And they might not realise how massive it is unless they are familiar with the issues. One consequence of the flood of foreclosures is that a lot of naive buyers are entering the real estate market. They see good deals on homes and think they may as well take advantage of them. Maybe they thought they would never be able to own homes, and here, suddenly, is a chance. So they look the house over and the realtor says some nice things about it (remember, real estate agents need you to buy property), and then they buy it, and then the problems start to appear, after they have no recourse, and the seller can’t be held liable because it was an as-is contract. If you buy a moldy house, it becomes your problem.
Mold abatement can be extremely expensive. You may have to rip out walls, supporting joists, insulation. You can easily spend tens of thousands of dollars on eradicating the mold and getting the home properly sealed again. And that’s if you have tens of thousands to spend, which you may not. Home insurance won’t help you, and if you tapped yourself out on the down payment, you could be facing an uninhabitable home that you can’t do anything with. You might well find yourself trying in turn to sell it to someone who can deal with the mold, which you now have to disclose because you know about it, and this will drive the price down.
This is a direct consequence of the handling of drug policy in the United States. People would not be buying homes contaminated with mold and harmful chemicals if it weren’t for laws forcing people underground.

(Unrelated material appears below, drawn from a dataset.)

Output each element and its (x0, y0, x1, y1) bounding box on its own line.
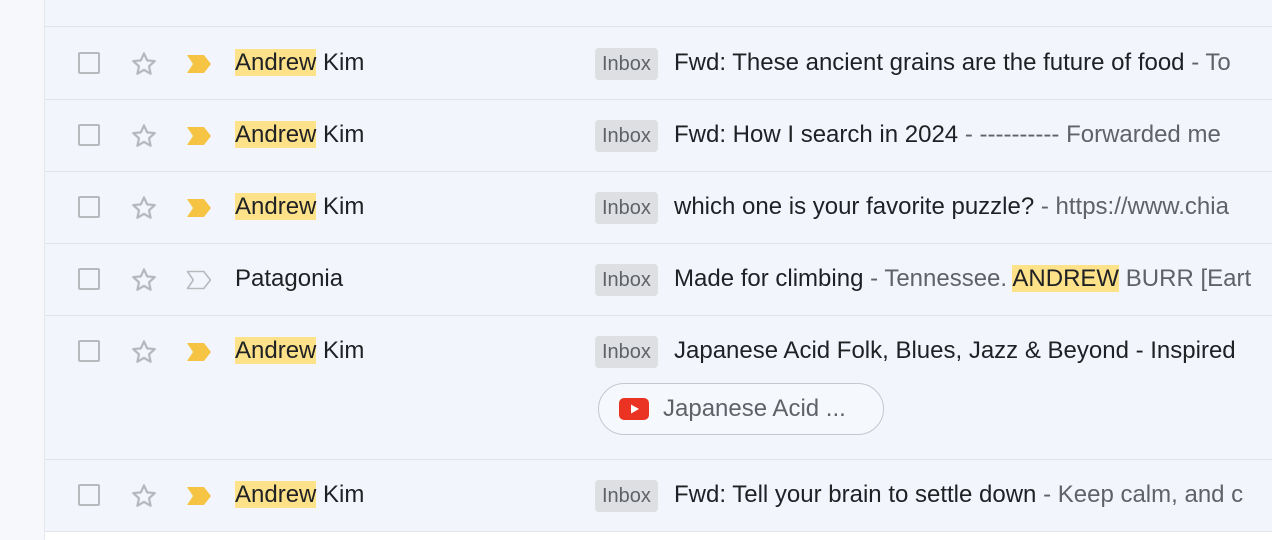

Aside from the fact that grow houses take usable housing away from people when they are in operation, they can create a nightmare for property owners, whether existing landlords who were unaware of how the property was being used, or new buyers who unwittingly purchase a grow house. Producers of drugs often walk away from home loans, for a variety of reasons, which means that when you have a flooded foreclosure market in an area where drug production is high, you have to anticipate that many of those homes were used for drug production, storage, and sales.

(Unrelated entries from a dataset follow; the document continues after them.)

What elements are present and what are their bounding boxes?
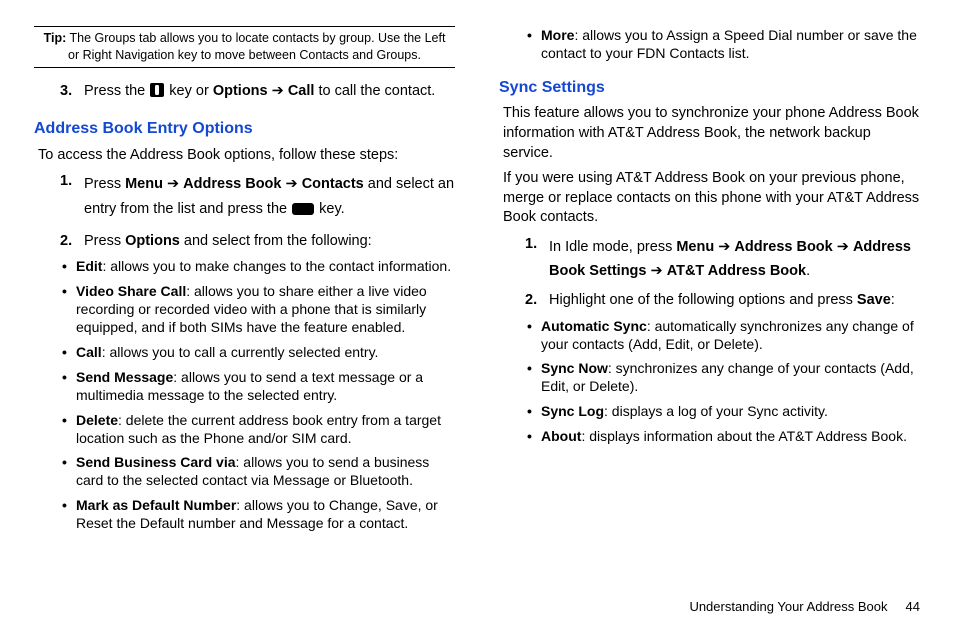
paragraph: This feature allows you to synchronize y… (503, 104, 920, 163)
right-column: •More: allows you to Assign a Speed Dial… (499, 20, 920, 540)
list-item: •Mark as Default Number: allows you to C… (62, 497, 455, 533)
tip-text: The Groups tab allows you to locate cont… (68, 31, 445, 62)
arrow: ➔ (646, 263, 666, 279)
step-number: 1. (525, 235, 549, 284)
left-column: Tip: The Groups tab allows you to locate… (34, 20, 455, 540)
continued-bullets: •More: allows you to Assign a Speed Dial… (527, 27, 920, 63)
step-number: 2. (60, 232, 84, 252)
list-item: •Edit: allows you to make changes to the… (62, 258, 455, 276)
arrow: ➔ (163, 176, 183, 192)
address-book-label: Address Book (183, 176, 281, 192)
paragraph: If you were using AT&T Address Book on y… (503, 169, 920, 228)
bullet-title: Send Business Card via (76, 454, 236, 470)
bullet-desc: : delete the current address book entry … (76, 412, 441, 446)
text: and select from the following: (180, 233, 372, 249)
tip-box: Tip: The Groups tab allows you to locate… (34, 26, 455, 68)
list-item: •About: displays information about the A… (527, 428, 920, 446)
bullet-title: Sync Log (541, 403, 604, 419)
page-number: 44 (906, 599, 920, 614)
ok-key-icon (291, 200, 315, 225)
text: to call the contact. (314, 83, 435, 99)
text: : (891, 292, 895, 308)
options-label: Options (213, 83, 268, 99)
contacts-label: Contacts (302, 176, 364, 192)
step-1: 1. Press Menu ➔ Address Book ➔ Contacts … (60, 172, 455, 224)
step-number: 1. (60, 172, 84, 224)
bullet-desc: : displays information about the AT&T Ad… (581, 428, 907, 444)
step-1: 1. In Idle mode, press Menu ➔ Address Bo… (525, 235, 920, 284)
step-body: Press Menu ➔ Address Book ➔ Contacts and… (84, 172, 455, 224)
arrow: ➔ (268, 83, 288, 99)
list-item: •Automatic Sync: automatically synchroni… (527, 318, 920, 354)
text: Highlight one of the following options a… (549, 292, 857, 308)
address-book-label: Address Book (734, 239, 832, 255)
list-item: •Delete: delete the current address book… (62, 412, 455, 448)
bullet-title: Delete (76, 412, 118, 428)
page-footer: Understanding Your Address Book 44 (689, 598, 920, 616)
heading-sync-settings: Sync Settings (499, 77, 920, 99)
bullet-desc: : allows you to make changes to the cont… (102, 258, 451, 274)
bullet-desc: : allows you to call a currently selecte… (102, 344, 379, 360)
options-label: Options (125, 233, 180, 249)
bullet-title: Mark as Default Number (76, 497, 236, 513)
att-address-book-label: AT&T Address Book (667, 263, 806, 279)
step-body: In Idle mode, press Menu ➔ Address Book … (549, 235, 920, 284)
bullet-title: More (541, 27, 574, 43)
step-2: 2. Highlight one of the following option… (525, 291, 920, 311)
bullet-desc: : displays a log of your Sync activity. (604, 403, 828, 419)
text: Press the (84, 83, 149, 99)
step-body: Press Options and select from the follow… (84, 232, 455, 252)
heading-address-book-entry-options: Address Book Entry Options (34, 118, 455, 140)
footer-text: Understanding Your Address Book (689, 599, 887, 614)
bullet-title: Call (76, 344, 102, 360)
step-body: Press the key or Options ➔ Call to call … (84, 82, 455, 105)
list-item: •Sync Now: synchronizes any change of yo… (527, 360, 920, 396)
text: Press (84, 233, 125, 249)
call-label: Call (288, 83, 315, 99)
arrow: ➔ (833, 239, 853, 255)
arrow: ➔ (281, 176, 301, 192)
text: key or (165, 83, 213, 99)
menu-label: Menu (676, 239, 714, 255)
list-item: •Video Share Call: allows you to share e… (62, 283, 455, 337)
bullet-title: Automatic Sync (541, 318, 647, 334)
list-item: •Sync Log: displays a log of your Sync a… (527, 403, 920, 421)
step-3: 3. Press the key or Options ➔ Call to ca… (60, 82, 455, 105)
bullet-title: Sync Now (541, 360, 608, 376)
bullet-title: Video Share Call (76, 283, 186, 299)
bullet-title: Send Message (76, 369, 173, 385)
save-label: Save (857, 292, 891, 308)
step-body: Highlight one of the following options a… (549, 291, 920, 311)
bullet-title: Edit (76, 258, 102, 274)
menu-label: Menu (125, 176, 163, 192)
text: . (806, 263, 810, 279)
bullet-desc: : allows you to Assign a Speed Dial numb… (541, 27, 917, 61)
tip-label: Tip: (44, 31, 67, 45)
arrow: ➔ (714, 239, 734, 255)
list-item: •More: allows you to Assign a Speed Dial… (527, 27, 920, 63)
intro-text: To access the Address Book options, foll… (38, 146, 455, 166)
text: In Idle mode, press (549, 239, 676, 255)
bullet-title: About (541, 428, 581, 444)
text: Press (84, 176, 125, 192)
step-2: 2. Press Options and select from the fol… (60, 232, 455, 252)
options-bullets: •Edit: allows you to make changes to the… (62, 258, 455, 533)
center-key-icon (149, 82, 165, 105)
sync-bullets: •Automatic Sync: automatically synchroni… (527, 318, 920, 446)
text: key. (315, 201, 345, 217)
list-item: •Send Message: allows you to send a text… (62, 369, 455, 405)
step-number: 3. (60, 82, 84, 105)
step-number: 2. (525, 291, 549, 311)
list-item: •Send Business Card via: allows you to s… (62, 454, 455, 490)
list-item: •Call: allows you to call a currently se… (62, 344, 455, 362)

Which means that buyers in those areas need to be careful. They need to learn to recognise the signs of a house used for drug production and they need to understand what they could be getting into with purchases of such homes. They need detailed home inspections to check for specific issues like mold or perilous wiring. And they should get accurate estimates on the costs of repairs; maybe they feel ready to take on the project and they have the capital to do so, but it helps to know what is going to be involved. Those same estimates can also be useful for price negotiations. Banks don’t want to sit on inventory forever and if you’re looking at a foreclosure that is going to need $40,000 worth of work to be habitable, you should say so when you’re bantering back and forth on the price.
A former grow house doesn’t have to be a bad deal. In fact, it can be a very good one, if you know what you’re doing. But, for those who don’t know and are buying unawares, it can turn into a snarled mess that may be far more than they bargained for when they thought they were getting a great deal on a cheap foreclosure to use as a starter home.